Unlike fighters, who only need to occupy broad volumes and express wide behaviors, mission designers need to manage the precise position and orientation of warships. In my example, it would be much worse to program an attack routine into the AI that would move towards a waypoint while keeping the ship's top pointed a specific direction, because this is not exposed to the designer and cannot be modified to the demands of the mission. It is easier, safer, and more powerful to say 'go to this waypoint. Set this waypoint's position here. Set the ship's orientation as it moves, preferring to keep local Y+ towards this waypoint.' than to say 'Attack this target, and do whatever the **** you want.'
Please, believe me when I say that I have spent probably more time managing precise warship behavior in unusual situations than anyone else. FRED is extraordinarily powerful, and its power lies in its flexibility and accessibility.

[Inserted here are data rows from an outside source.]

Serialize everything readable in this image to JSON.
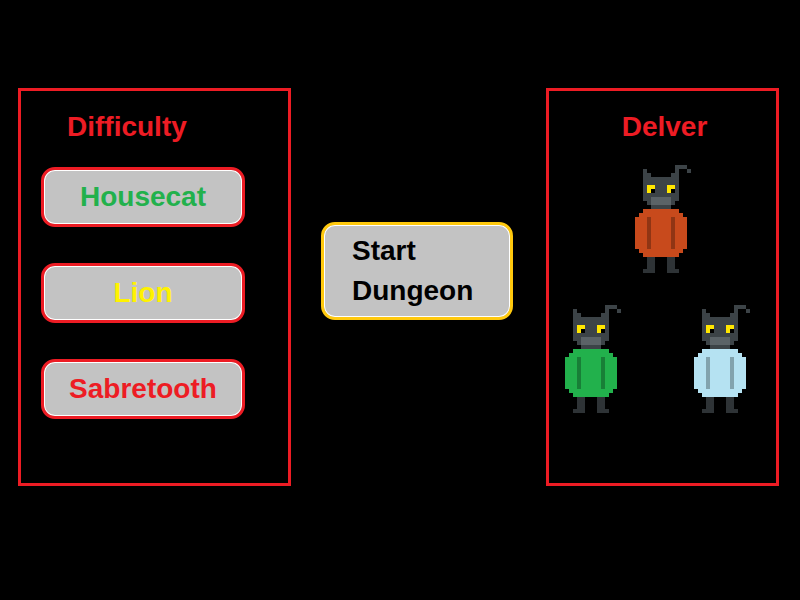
{
  "difficulty": {
    "title": "Difficulty",
    "options": [
      {
        "label": "Housecat",
        "color": "#22b14c"
      },
      {
        "label": "Lion",
        "color": "#fff200"
      },
      {
        "label": "Sabretooth",
        "color": "#ed1c24"
      }
    ]
  },
  "start_button": {
    "label": "Start Dungeon"
  },
  "delver": {
    "title": "Delver",
    "options": [
      {
        "color": "#c84a1c"
      },
      {
        "color": "#22b14c"
      },
      {
        "color": "#b5e2f2"
      }
    ]
  }
}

When you're working on a sophisticated mission you need warships with essentially no intrinsic AI except their turret behavior. The basic reason is that warship behavior is highly consequential and it depends on a spectacular number of variables which no AI could robustly account for. To be really specific, I need to be able to say that destroyer X is making a broadside pass on destroyer Y at exactly this point in the mission and be able to tell it NOT to do that, to instead run for distance, contingent on some other aspect of the mission. You cannot do this with AI.